Now the trap. If you crudely halve the rate to 24,000 but the original still contained, say, a 15,000-cycle pitch — above the new 12,000 ceiling — that pitch doesn’t just disappear. It folds back down and reappears as a wrong, lower pitch, a ghostly tone that was never in the music. This folding is called aliasing, and it sounds like metallic, gritty, “digital” nastiness. (It’s the audio version of why wagon wheels seem to spin backwards in old films — too few “samples” per rotation.)

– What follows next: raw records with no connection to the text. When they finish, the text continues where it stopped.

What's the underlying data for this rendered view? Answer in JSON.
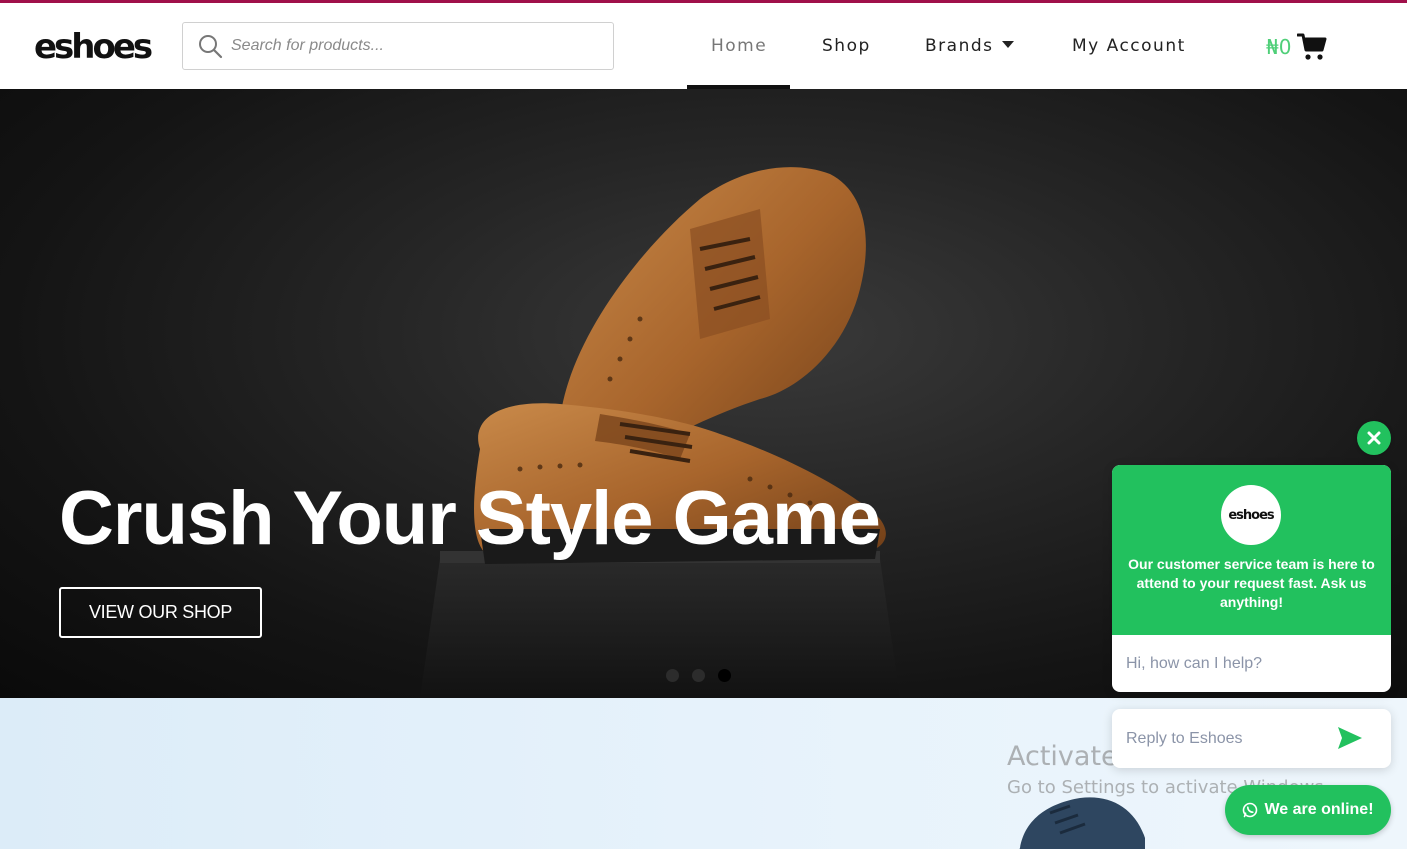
{
  "header": {
    "logo_text": "eshoes",
    "search": {
      "placeholder": "Search for products...",
      "value": ""
    },
    "nav": {
      "home": "Home",
      "shop": "Shop",
      "brands": "Brands",
      "account": "My Account"
    },
    "cart_amount": "₦0"
  },
  "hero": {
    "title": "Crush Your Style Game",
    "button_label": "VIEW OUR SHOP",
    "slides_total": 3,
    "active_slide": 3
  },
  "chat": {
    "avatar_text": "eshoes",
    "intro": "Our customer service team is here to attend to your request fast. Ask us anything!",
    "bubble": "Hi, how can I help?",
    "reply_placeholder": "Reply to Eshoes",
    "online_label": "We are online!"
  },
  "watermark": {
    "title": "Activate Windows",
    "subtitle": "Go to Settings to activate Windows."
  },
  "colors": {
    "accent_line": "#a0104a",
    "chat_green": "#22c15e",
    "cart_green": "#4fcf78"
  },
  "icons": [
    "search-icon",
    "chevron-down-icon",
    "cart-icon",
    "close-icon",
    "send-icon",
    "whatsapp-icon"
  ]
}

A fast wiggle, measured too rarely, masquerades as a SLOW one:
the real (fast) wave: /\ /\ /\ /\ /\ /\
we only sample here: ● ● ●
╲ ╱ ╲ ╱
so we "see" this: ╲_______╱ ╲_______╱ ← a wrong, low tone
that was never there
The fix: filter, then convert
So correct downsampling has two parts: first remove every pitch above the new ceiling (so there’s nothing left to fold), then drop to the new rate. And to invent the new in-between sample values smoothly — whether converting up or down — you don’t copy the nearest old sample; you draw the ideal smooth curve through the existing samples and read the new values off it.
The “ideal smooth curve” has a known best shape (mathematicians call the perfect one a sinc function), and a good resampler uses a careful, tapered approximation of it — cathar uses a Kaiser-windowed sinc — that both interpolates cleanly and kills the aliasing in a single pass. You don’t need the maths; you need the moral: good resampling is a smart filter, not a copy-paste, which is why “just change the number” in cheap software can sound worse than the original.

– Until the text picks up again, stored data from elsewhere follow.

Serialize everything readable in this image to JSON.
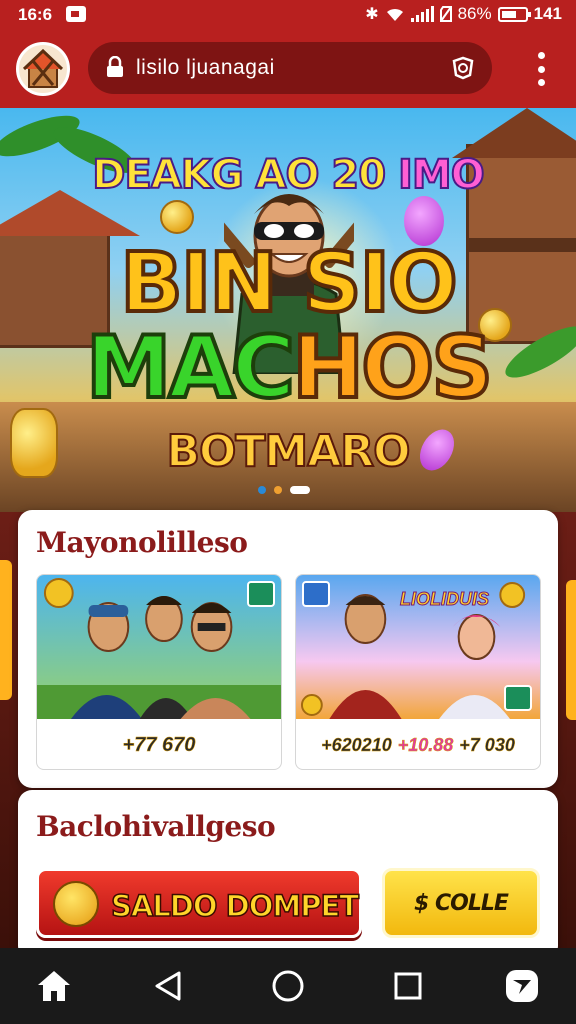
{
  "status_bar": {
    "time": "16:6",
    "battery": "86%",
    "clock_right": "141"
  },
  "browser": {
    "url": "lisilo ljuanagai"
  },
  "hero": {
    "top_line_a": "DEAKG AO 20 ",
    "top_line_b": "IMO",
    "title_line1": "BIN  SIO",
    "title_line2a": "MAC",
    "title_line2b": "HOS",
    "subtitle": "BOTMARO",
    "carousel_index": 2,
    "carousel_total": 3
  },
  "section1": {
    "title": "Mayonolilleso",
    "games": [
      {
        "stats": [
          "+77 670"
        ]
      },
      {
        "stats": [
          "+620210",
          "+10.88",
          "+7 030"
        ],
        "logo_text": "LIOLIDUIS"
      }
    ]
  },
  "section2": {
    "title": "Baclohivallgeso",
    "saldo_button": "SALDO DOMPET",
    "coin_button": "$ COLLE"
  },
  "colors": {
    "brand_red": "#b8201f",
    "title_red": "#8b1b1b",
    "coin_yellow": "#f2b80e"
  }
}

Cathar’s resample --rate 44100 does this properly in both directions, with the
anti-alias filter tracking whichever rate is lower.
A cousin: bandwidth extension
The same family of ideas powers cathar’s enhance tool, which tackles the
opposite problem — sound that’s missing its highs (muffled, “telephone-y,”
because heavy MP3 compression or a low recording rate threw the top away). You
can’t recover what was deleted, but you can synthesize plausible new highs by
taking the texture of the existing upper range and extending it upward, so the
result sounds brighter and more open. It’s an educated fabrication, not a
recovery — useful for rescuing dull material, but it’s adding an informed guess,
not restoring lost detail.
How the big tools do it
- SoX (“Sound eXchange”), the venerable command-line audio swiss-army knife,
has a famously high-quality
rateeffect — its resampler is a reference others are measured against. - libsamplerate (a.k.a. “Secret Rabbit Code”) is the open-source resampling library quietly embedded in countless audio apps; r8brain and iZotope’s resamplers are studio-grade options.
- Every DAW resamples automatically when you drop a 44,100 file into a 48,000 project — usually invisibly and well.
Resampling, like loudness, is settled science: there’s a known-best approach, and the difference between tools is how closely they approximate it and how fast. Cathar’s Kaiser-windowed sinc is a solid, standard implementation in the same family as the references above — no model, no magic, just a well-built filter.